Turning Trash Into Streetwear with Bafreckles Upcycling: Interview
Driven by passion and creativity, talented Johannesburg-based designer, Bafana Shandu Mbatha, turns discarded materials into wearable streetwear. Tshiamo Seape caught up with him for Shelflife to learn more about his work, his process and what he has planned next.
Tell us a bit about yourself for those who don’t know you?
My name is Bafana, and I’m also known as Bafreckles. I’m a self-taught men's fashion designer, streetwear model, sneaker enthusiast and founder of Bafreckles Upcycling. My entire practice revolves around looking at the body as a product and clothing as the product’s packaging. Most of my work is inspired by Nike and I repurpose products associated with the brand, including polyethylene shopping bags, duffle bags, drawstring backpacks and anything that can be translated into clothing design.
What is your design background?
My life has come with many lessons. I learnt to do things by myself, without depending on anyone. I would ask my mom if she could get me certain jeans and she would ask me what was wrong with the ones I already owned. So I decided to resize, patch and reinvent the jeans that I already owned. I borrowed her needle and thread and started working on altering my clothes to match what I saw as popular. From there everyone would come to me with their old straight-cut jeans and I would turn them into boot cuts. That’s how the upcycling idea started.
A large portion of your work uses discarded polyethylene bags. Are there limitations to working with this material?
Polyethylene plastic is very fragile and very challenging to work with, especially when you have to re-form it and give it a different function in fashion.
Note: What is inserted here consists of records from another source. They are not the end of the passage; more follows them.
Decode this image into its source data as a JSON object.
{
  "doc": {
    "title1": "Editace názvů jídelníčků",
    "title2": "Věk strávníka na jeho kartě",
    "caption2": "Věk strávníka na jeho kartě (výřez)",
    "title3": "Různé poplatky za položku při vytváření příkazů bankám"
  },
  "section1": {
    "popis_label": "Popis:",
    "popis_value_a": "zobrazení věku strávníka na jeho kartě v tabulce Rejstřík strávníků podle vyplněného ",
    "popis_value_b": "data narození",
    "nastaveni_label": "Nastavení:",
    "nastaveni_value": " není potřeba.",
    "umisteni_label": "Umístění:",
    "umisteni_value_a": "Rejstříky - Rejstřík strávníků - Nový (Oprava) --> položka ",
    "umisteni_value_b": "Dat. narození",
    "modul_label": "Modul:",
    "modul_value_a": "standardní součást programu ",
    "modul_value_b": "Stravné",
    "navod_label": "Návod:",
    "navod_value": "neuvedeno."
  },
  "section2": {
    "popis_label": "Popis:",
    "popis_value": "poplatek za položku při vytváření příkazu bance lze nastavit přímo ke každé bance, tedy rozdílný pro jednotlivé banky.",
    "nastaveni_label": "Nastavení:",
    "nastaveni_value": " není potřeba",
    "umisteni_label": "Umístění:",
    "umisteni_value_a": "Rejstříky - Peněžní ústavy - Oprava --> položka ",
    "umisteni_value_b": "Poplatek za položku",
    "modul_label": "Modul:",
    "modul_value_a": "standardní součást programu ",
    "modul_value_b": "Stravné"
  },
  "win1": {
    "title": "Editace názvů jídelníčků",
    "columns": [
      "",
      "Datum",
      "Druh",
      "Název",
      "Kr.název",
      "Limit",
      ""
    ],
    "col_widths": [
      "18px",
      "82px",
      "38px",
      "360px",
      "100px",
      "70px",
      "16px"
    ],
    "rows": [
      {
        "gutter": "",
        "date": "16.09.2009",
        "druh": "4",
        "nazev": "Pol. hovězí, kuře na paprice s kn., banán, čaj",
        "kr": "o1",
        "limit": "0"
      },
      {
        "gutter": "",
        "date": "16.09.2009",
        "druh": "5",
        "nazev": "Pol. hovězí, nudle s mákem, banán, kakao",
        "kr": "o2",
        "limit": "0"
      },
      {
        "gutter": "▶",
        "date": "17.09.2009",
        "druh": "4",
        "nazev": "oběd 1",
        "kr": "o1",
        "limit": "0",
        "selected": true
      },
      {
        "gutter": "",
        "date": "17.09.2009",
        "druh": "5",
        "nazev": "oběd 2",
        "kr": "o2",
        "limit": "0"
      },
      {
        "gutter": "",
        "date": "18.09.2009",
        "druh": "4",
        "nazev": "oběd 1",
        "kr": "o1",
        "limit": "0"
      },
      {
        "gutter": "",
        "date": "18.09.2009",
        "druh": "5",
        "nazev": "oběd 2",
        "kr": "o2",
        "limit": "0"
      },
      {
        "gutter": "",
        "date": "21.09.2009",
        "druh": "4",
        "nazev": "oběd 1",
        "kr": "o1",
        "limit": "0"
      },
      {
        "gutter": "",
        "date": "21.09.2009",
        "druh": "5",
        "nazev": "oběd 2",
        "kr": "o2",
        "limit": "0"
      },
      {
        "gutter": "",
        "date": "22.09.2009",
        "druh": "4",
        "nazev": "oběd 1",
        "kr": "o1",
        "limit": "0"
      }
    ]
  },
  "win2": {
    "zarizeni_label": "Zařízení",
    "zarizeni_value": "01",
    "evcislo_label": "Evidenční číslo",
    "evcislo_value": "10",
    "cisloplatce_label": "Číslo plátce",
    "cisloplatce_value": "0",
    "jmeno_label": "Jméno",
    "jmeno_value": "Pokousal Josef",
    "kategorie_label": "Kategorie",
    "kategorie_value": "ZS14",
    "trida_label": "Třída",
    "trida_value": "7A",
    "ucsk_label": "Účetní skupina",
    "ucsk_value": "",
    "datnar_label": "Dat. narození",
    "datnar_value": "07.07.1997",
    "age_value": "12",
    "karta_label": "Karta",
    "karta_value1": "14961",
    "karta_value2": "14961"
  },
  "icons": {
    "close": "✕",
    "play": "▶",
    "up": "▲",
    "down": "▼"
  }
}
It’s also not as flexible as a normal piece of fabric.
A casual scroll through your socials reveals that you are a proper ‘Nike head’. What is it about the Nike brand that captures you?
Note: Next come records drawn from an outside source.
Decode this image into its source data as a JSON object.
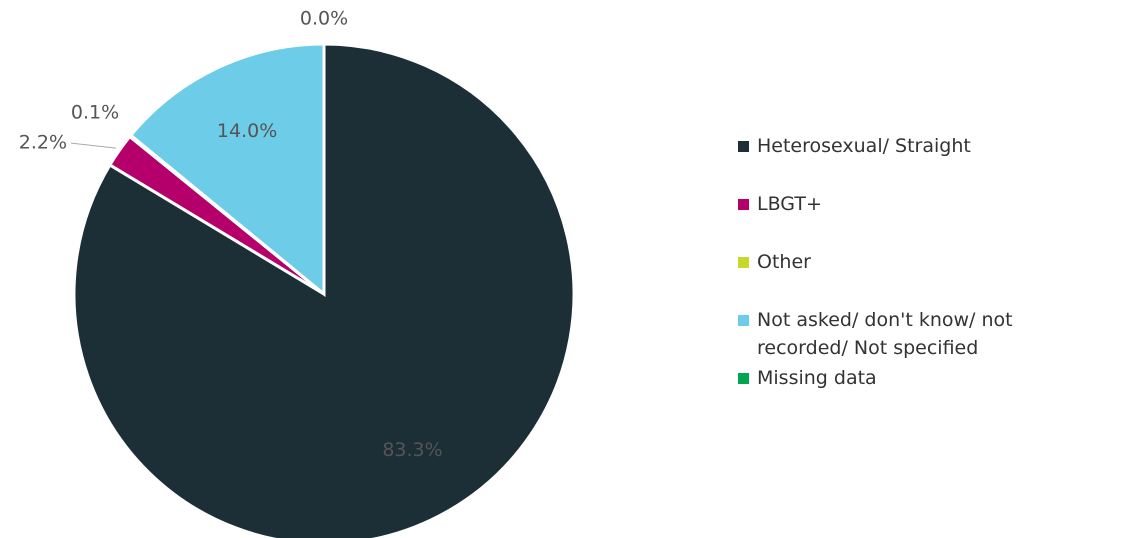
{
  "chart_data": {
    "type": "pie",
    "categories": [
      "Heterosexual/ Straight",
      "LBGT+",
      "Other",
      "Not asked/ don't know/ not recorded/ Not specified",
      "Missing data"
    ],
    "values": [
      83.3,
      2.2,
      0.1,
      14,
      0
    ],
    "value_labels": [
      "83.3%",
      "2.2%",
      "0.1%",
      "14.0%",
      "0.0%"
    ],
    "colors": [
      "#1c2e36",
      "#b5006b",
      "#c8d82a",
      "#6dcde8",
      "#00a651"
    ],
    "legend": "right"
  }
}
I was always into their branding and the whole idea of a logo that can transcend language. The idea that you can take their logo and put it onto something else and make that mean something different is one of the reasons I appropriated the logo so much; I think it’s fascinating to transform a logo that's so geared towards sports and innovation and put it on something that’s not sporty. It’s quite interesting.
Upcycling is a response to a problem – an attempt to reduce waste by reframing what we consider it to be. Have you used – or would you like to use – your talents as a designer and creative to problem solve in other areas?
Definitely. Waste reduction has an impact on so many other areas. It reduces the need for production using new or raw materials, which means a reduction in air pollution, water pollution and greenhouse gas emissions.
Sneaker culture can sometimes lead to excessive consumption but a lot of your work deals with waste reduction. Is it sometimes difficult to square those opposing concepts?
No, not at all. There are many sneakers on the market that are made up of recycled materials and it shows that sneaker culture is slowly accepting upcycling as a more popular means of production. Sneaker restoration is also something that is becoming increasingly popular.
What steps have you taken to expand @bafreckles_upcyclings?
I recently started working on my own project where I collaborate with other artists. Basically, it involves artists who are willing to part with their clothing and allow me to reimagine the items in the hopes of giving these garments a second life.
What would you consider your biggest personal or professional achievement so far?
I think moving away from the norm and using material that’s not traditionally associated with fashion has been the biggest achievement. I’ve proven that materials like plastic – especially plastic bags – can contain so many more ideas and concepts within them. In that way it’s been a beautiful experience. It just depends on how you look at it and what you want to do with it.
What's next for you?
That’s a question a lot of people ask me. It’s a bit tricky. I can’t predict what’s next but I hope that my work is seen by the world. I would also like to see my work exhibited to give people a chance to see me and what I do in person, because many folks don’t believe that I’m the one who’s really behind all the projects that I’ve been working on.